In 2025, an “energy superpower” does not invest taxpayer dollars or slacken regulatory guardrails to build new fossil-fuel infrastructure. Some fossil-fuel projects, such as cross-country pipelines, would cost tens of billions and take a decade to build. No private-sector company has put their hand up to take on this type of infrastructure.

This doesn’t mean we stop oil and gas production. But it does mean addressing the elephant in the room: Oil and gas producers are responsible for about one-third of Canada’s national emissions for 5 per cent of GDP. Oil sands production is incredibly emissions-intensive, and those emissions continue to grow. In 2023, the oil sands alone emitted 80 per cent more emissions than Canada’s entire electricity system.

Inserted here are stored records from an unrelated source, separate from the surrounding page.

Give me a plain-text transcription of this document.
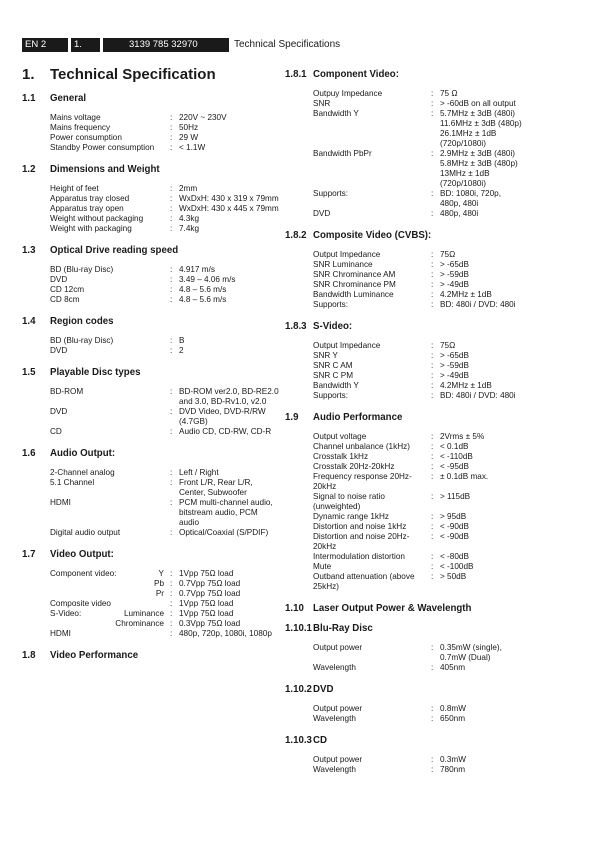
EN 2	1.	3139 785 32970	Technical Specifications
1. Technical Specification
1.1 General
Mains voltage	: 220V ~ 230V
Mains frequency	: 50Hz
Power consumption	: 29 W
Standby Power consumption	: < 1.1W
1.2 Dimensions and Weight
Height of feet	: 2mm
Apparatus tray closed	: WxDxH: 430 x 319 x 79mm
Apparatus tray open	: WxDxH: 430 x 445 x 79mm
Weight without packaging	: 4.3kg
Weight with packaging	: 7.4kg
1.3 Optical Drive reading speed
BD (Blu-ray Disc)	: 4.917 m/s
DVD	: 3.49 – 4.06 m/s
CD 12cm	: 4.8 – 5.6 m/s
CD 8cm	: 4.8 – 5.6 m/s
1.4 Region codes
BD (Blu-ray Disc)	: B
DVD	: 2
1.5 Playable Disc types
BD-ROM	: BD-ROM ver2.0, BD-RE2.0 and 3.0, BD-Rv1.0, v2.0
DVD	: DVD Video, DVD-R/RW (4.7GB)
CD	: Audio CD, CD-RW, CD-R
1.6 Audio Output:
2-Channel analog	: Left / Right
5.1 Channel	: Front L/R, Rear L/R, Center, Subwoofer
HDMI	: PCM multi-channel audio, bitstream audio, PCM audio
Digital audio output	: Optical/Coaxial (S/PDIF)
1.7 Video Output:
Component video:	Y : 1Vpp 75Ω load
Pb : 0.7Vpp 75Ω load
Pr : 0.7Vpp 75Ω load
Composite video	: 1Vpp 75Ω load
S-Video:	Luminance : 1Vpp 75Ω load
Chrominance : 0.3Vpp 75Ω load
HDMI	: 480p, 720p, 1080i, 1080p
1.8 Video Performance
1.8.1 Component Video:
Outpuy Impedance	: 75 Ω
SNR	: > -60dB on all output
Bandwidth Y	: 5.7MHz ± 3dB (480i) 11.6MHz ± 3dB (480p) 26.1MHz ± 1dB (720p/1080i)
Bandwidth PbPr	: 2.9MHz ± 3dB (480i) 5.8MHz ± 3dB (480p) 13MHz ± 1dB (720p/1080i)
Supports:	: BD: 1080i, 720p, 480p, 480i
DVD	: 480p, 480i
1.8.2 Composite Video (CVBS):
Output Impedance	: 75Ω
SNR Luminance	: > -65dB
SNR Chrominance AM	: > -59dB
SNR Chrominance PM	: > -49dB
Bandwidth Luminance	: 4.2MHz ± 1dB
Supports:	: BD: 480i / DVD: 480i
1.8.3 S-Video:
Output Impedance	: 75Ω
SNR Y	: > -65dB
SNR C AM	: > -59dB
SNR C PM	: > -49dB
Bandwidth Y	: 4.2MHz ± 1dB
Supports:	: BD: 480i / DVD: 480i
1.9 Audio Performance
Output voltage	: 2Vrms ± 5%
Channel unbalance (1kHz)	: < 0.1dB
Crosstalk 1kHz	: < -110dB
Crosstalk 20Hz-20kHz	: < -95dB
Frequency response 20Hz-20kHz
: ± 0.1dB max.
Signal to noise ratio (unweighted)
: > 115dB
Dynamic range 1kHz	: > 95dB
Distortion and noise 1kHz	: < -90dB
Distortion and noise 20Hz-20kHz
: < -90dB
Intermodulation distortion	: < -80dB
Mute	: < -100dB
Outband attenuation (above 25kHz)
: > 50dB
1.10 Laser Output Power & Wavelength
1.10.1Blu-Ray Disc
Output power	: 0.35mW (single), 0.7mW (Dual)
Wavelength	: 405nm
1.10.2DVD
Output power	: 0.8mW
Wavelength	: 650nm
1.10.3CD
Output power	: 0.3mW
Wavelength	: 780nm
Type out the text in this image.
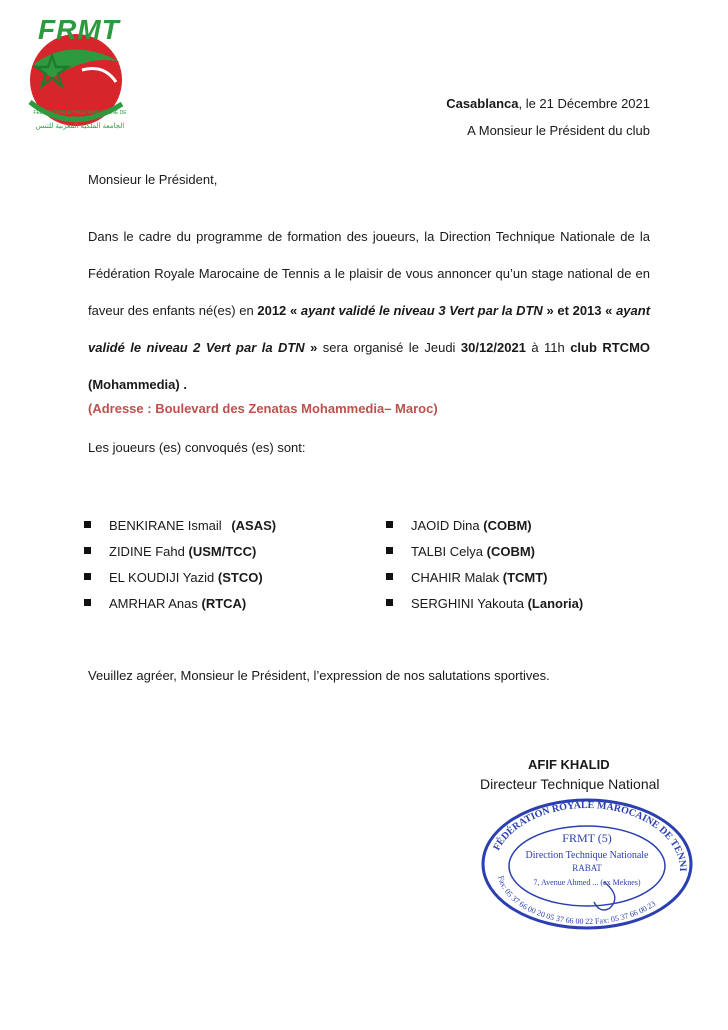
FRMT
FÉDÉRATION ROYALE MAROCAINE DE TENNIS
الجامعة الملكية المغربية للتنس
Casablanca, le 21 Décembre 2021
A Monsieur le Président du club
Monsieur le Président,
Dans le cadre du programme de formation des joueurs, la Direction Technique Nationale de la Fédération Royale Marocaine de Tennis a le plaisir de vous annoncer qu’un stage national de en faveur des enfants né(es) en 2012 « ayant validé le niveau 3 Vert par la DTN » et 2013 « ayant validé le niveau 2 Vert par la DTN » sera organisé le Jeudi 30/12/2021 à 11h club RTCMO (Mohammedia) .
(Adresse : Boulevard des Zenatas Mohammedia– Maroc)
Les joueurs (es) convoqués (es) sont:
BENKIRANE Ismail
(ASAS)
ZIDINE Fahd
(USM/TCC)
EL KOUDIJI Yazid
(STCO)
AMRHAR Anas
(RTCA)
JAOID Dina
(COBM)
TALBI Celya
(COBM)
CHAHIR Malak
(TCMT)
SERGHINI Yakouta
(Lanoria)
Veuillez agréer, Monsieur le Président, l’expression de nos salutations sportives.
AFIF KHALID
Directeur Technique National
FÉDÉRATION ROYALE MAROCAINE DE TENNI
Fax: 05 37 66 00 20 05 37 66 00 22 Fax: 05 37 66 00 23
FRMT (5)
Direction Technique Nationale
RABAT
7, Avenue Ahmed ... (ex Meknes)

Last month in Calgary, Canada’s Energy and Natural Resources Minister Tim Hodgson claimed, “Every barrel of responsibly produced Canadian oil and every kilowatt of clean Canadian power can displace less clean, riskier energy elsewhere in the world.”

But can Canada claim to be a “responsible” oil and gas producer if the industry isn’t fulfilling its commitments to responsible production? This means reducing emissions, and quickly. But despite years of announcements, companies have not meaningfully invested in decarbonization absent policy requiring them to do so — despite millions of taxpayer dollars on the table for carbon-capture projects.

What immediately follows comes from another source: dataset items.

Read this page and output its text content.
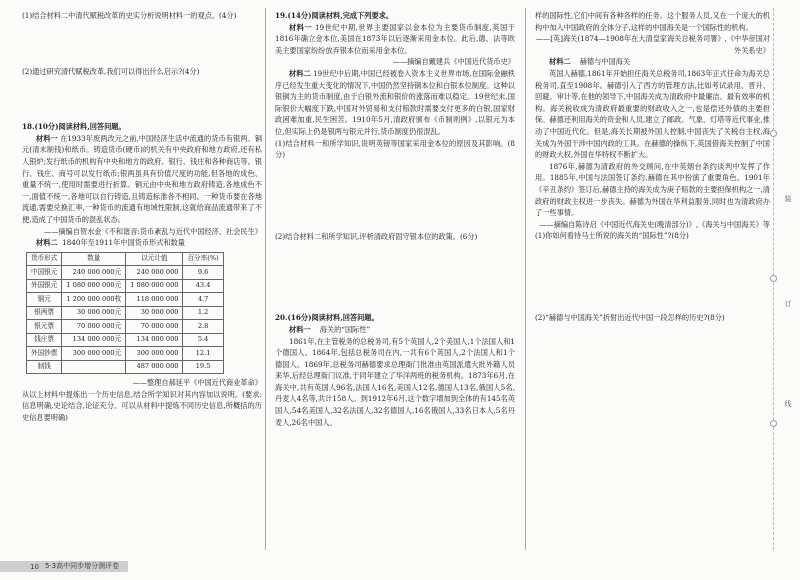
(1)结合材料二中清代赋税改革的史实分析说明材料一的观点。(4分)

(2)通过研究清代赋税改革,我们可以得出什么启示?(4分)

18.(10分)阅读材料,回答问题。

材料一 在1933年废两改元之前,中国经济生活中流通的货币有银两、铜元(清末制钱)和纸币。铸造货币(硬币)的机关有中央政府和地方政府,还有私人银炉;发行纸币的机构有中央和地方的政府、银行、钱庄和各种商店等。银行、钱庄、商号可以发行纸币;银两虽具有价值尺度的功能,但各地的成色、重量不统一,使用时需要进行折算。铜元由中央和地方政府铸造,各地成色不一,面值不统一,各地可以自行铸造,且铸造标准各不相同。一种货币要在各地流通,需要兑换汇率,一种货币的流通有地域性限制,这就给商品流通带来了不便,造成了中国货币的混乱状态。

——摘编自贺水金《不和谐音:货币紊乱与近代中国经济、社会民生》

材料二 1840年至1911年中国货币形式和数量

货币形式	数量	以元计值	百分率(%)
中国银元	240 000 000元	240 000 000	9.6
外国银元	1 080 000 000元	1 080 000 000	43.4
铜元	1 200 000 000枚	118 000 000	4.7
银两票	30 000 000元	30 000 000	1.2
银元票	70 000 000元	70 000 000	2.8
钱庄票	134 000 000元	134 000 000	5.4
外国钞票	300 000 000元	300 000 000	12.1
制钱		487 000 000	19.5

——整理自郝延平《中国近代商业革命》

从以上材料中提炼出一个历史信息,结合所学知识对其内容加以说明。(要求:信息明确,史论结合,论证充分。可以从材料中提炼不同历史信息,所概括的历史信息要明确)

19.(14分)阅读材料,完成下列要求。

材料一 19世纪中期,世界主要国家以金本位为主要货币制度,英国于1816年确立金本位,美国在1873年以后逐渐采用金本位。此后,德、法等欧美主要国家纷纷放弃银本位而采用金本位。

——摘编自戴建兵《中国近代货币史》

材料二 19世纪中后期,中国已经被卷入资本主义世界市场,在国际金融秩序已经发生重大变化的情况下,中国仍然坚持铜本位和白银本位制度。这种以银铜为主的货币制度,由于白银外流和银价的涨落而难以稳定。19世纪末,国际银价大幅度下跌,中国对外贸易和支付赔款时需要支付更多的白银,国家财政困难加重,民生困苦。1910年5月,清政府颁布《币制则例》,以银元为本位,但实际上仍是银两与银元并行,货币制度仍很混乱。

(1)结合材料一和所学知识,说明英镑等国家采用金本位的原因及其影响。(8分)

(2)结合材料二和所学知识,评析清政府固守银本位的政策。(6分)

20.(16分)阅读材料,回答问题。

材料一 海关的“国际性”

1861年,在主管税务的总税务司,有5个英国人,2个美国人,1个法国人和1个德国人。1864年,包括总税务司在内,一共有6个英国人,2个法国人和1个德国人。1869年,总税务司赫德要求总理衙门批准由英国派遣大批外籍人员来华,后经总理衙门议准,于同年建立了华洋两班的税务机构。1873年6月,在海关中,共有英国人96名,法国人16名,美国人12名,德国人13名,俄国人5名,丹麦人4名等,共计158人。到1912年6月,这个数字增加到全体的有145名英国人,54名美国人,32名法国人,32名德国人,16名俄国人,33名日本人,5名丹麦人,26名中国人。

样的国际性,它们中间有各种各样的任务。这个服务人员,又在一个庞大的机构中加入中国政府的全体分子,这样的中国海关是一个国际性的机构。

——[英]海关(1874—1908年在大清皇家海关总税务司署》,《中华帝国对外关系史》

材料二 赫德与中国海关

英国人赫德,1861年开始担任海关总税务司,1863年正式任命为海关总税务司,直至1908年。赫德引入了西方的管理方法,比如考试录用、晋升、回避、审计等,在他的领导下,中国海关成为清政府中最廉洁、最有效率的机构。海关税收成为清政府最重要的财政收入之一,也是偿还外债的主要担保。赫德还利用海关的资金和人员,建立了邮政、气象、灯塔等近代事业,推动了中国近代化。但是,海关长期被外国人控制,中国丧失了关税自主权,海关成为外国干涉中国内政的工具。在赫德的操纵下,英国借海关控制了中国的财政大权,外国在华特权不断扩大。

1876年,赫德为清政府的外交顾问,在中英烟台条约谈判中发挥了作用。1885年,中国与法国签订条约,赫德在其中扮演了重要角色。1901年《辛丑条约》签订后,赫德主持的海关成为庚子赔款的主要担保机构之一,清政府的财政主权进一步丧失。赫德为外国在华利益服务,同时也为清政府办了一些事情。

——摘编自陈诗启《中国近代海关史(晚清部分)》,《海关与中国海关》等

(1)你如何看待马士所说的海关的“国际性”?(8分)

(2)“赫德与中国海关”折射出近代中国一段怎样的历史?(8分)

装
订
线
10 5·3高中同步增分测评卷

We clearly need an efficient and effective industrial regulatory regime, despite calls from industry to deregulate.

Let’s remember why regulation exists: to ensure stable, responsible and predictable energy development with as few negative impacts as possible; to ensure Indigenous communities are fully empowered in any development on their land; and to ensure project proponents produce enough benefits for Canadians to offset the environmental and social impacts of their operations.

If fast-tracking select industrial projects — as the federal government intends, and as B.C. is doing with 18 energy and mining projects — there’s an opportunity to improve our regulatory effectiveness. But red-tape reduction for its own sake would lead to new fossil fuel infrastructure built with lax environmental standards and inadequate constraints on pollution, and at high risk of becoming stranded assets in a declining global marketplace.